United Nations Secretary General Ban Ki-moon, in an opinion piece published by The New York Times, laid out a number of benchmarks for success in the upcoming global climate talks, planned to be held in Copenhagen.
Among them, Ki-moon argued in the Tuesday edition that a “global governance structure” must be levied to ensure that nations collaborate on how resources are deployed and managed.
The editorial, entitled “We Can Do It,” urges world leaders toward the accomplishment of three key points: Curbing emissions, investing in green growth for third world nations and establishing a supranational structure to oversee resources.
“Every country must do its utmost to reduce emissions from all major sources, including from deforestation and emissions from shipping and aviation,” Ki-moon wrote. “Developed countries must strengthen their mid-term mitigation targets, which are currently nowhere close to the cuts that the Intergovernmental Panel on Climate Change says are needed.
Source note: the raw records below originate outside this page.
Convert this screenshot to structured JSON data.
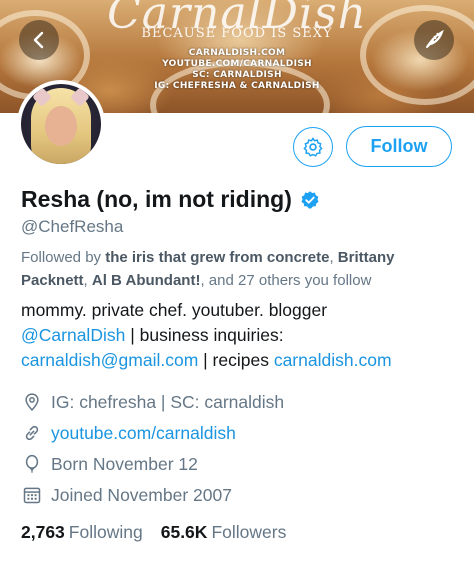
{
  "banner": {
    "brand_title": "CarnalDish",
    "tagline": "BECAUSE FOOD IS SEXY",
    "lines": [
      "CARNALDISH.COM",
      "YOUTUBE.COM/CARNALDISH",
      "SC: CARNALDISH",
      "IG: CHEFRESHA & CARNALDISH"
    ]
  },
  "actions": {
    "follow_label": "Follow"
  },
  "profile": {
    "display_name": "Resha (no, im not riding)",
    "handle": "@ChefResha",
    "followed_by": {
      "prefix": "Followed by ",
      "names": [
        "the iris that grew from concrete",
        "Brittany Packnett",
        "Al B Abundant!"
      ],
      "suffix": ", and 27 others you follow"
    },
    "bio": {
      "line1": "mommy. private chef. youtuber. blogger",
      "mention": "@CarnalDish",
      "mid": " | business inquiries:",
      "email": "carnaldish@gmail.com",
      "sep": " | recipes ",
      "site": "carnaldish.com"
    },
    "location": "IG: chefresha | SC: carnaldish",
    "website": "youtube.com/carnaldish",
    "born": "Born November 12",
    "joined": "Joined November 2007"
  },
  "stats": {
    "following_count": "2,763",
    "following_label": "Following",
    "followers_count": "65.6K",
    "followers_label": "Followers"
  },
  "colors": {
    "accent": "#1da1f2",
    "link": "#1b95e0",
    "muted": "#657786",
    "text": "#14171a"
  }
}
Developing countries must slow the rise in their emissions and accelerate green growth as part of their strategies to reduce poverty.”
He continued: “A deal must include an equitable global governance structure. All countries must have a voice in how resources are deployed and managed. That is how trust will be built.”
A United Press International report referred to Ki-moon’s benchmark as “a new climate change regime set to replace the Kyoto Protocol.”
The secretary general’s editorial comes amid doubts of the potential for a successful global agreement on the reduction of greenhouse gasses. On Monday, a U.N. official with the Climate Change Support Team said, “it’s hard to say how far the conference will be able to go,” according to the Associate Press. He reportedly added that it is unlikely a treaty will emerge from Copenhagen.
While the secretary general has praised the Obama administration’s strong backing of global climate action, “support for climate change as a political issue is […] declining in the United States,” CBC News noted.
“[A Pew Research] poll of 1,500 adults found just over half of Americans favored setting limits on carbon emissions and making companies pay for their emissions, while 56 per cent supported U.S. participation in international agreements.
“But more alarming […] was that the poll found only 57 per cent of Americans believe there is strong evidence that the Earth has grown hotter in the past few decades, down from 77 per cent in 2006.”
“American legislation on climate change is seen as essential to reaching a meaningful deal at Copenhagen,” The Guardian noted. “But the White House held up action in the Senate on a climate change bill to focus on healthcare reform. The proposed law, which now stretches for more than 900 pages, would cut America’s greenhouse gas emissions by 20% over 2005 levels by 2020 and encourage the development of renewable energy sources like wind and solar power. Democratic leaders in the Senate are now struggling to advance a bill – which does not have solid support even among their own party – before the meeting in Copenhagen.”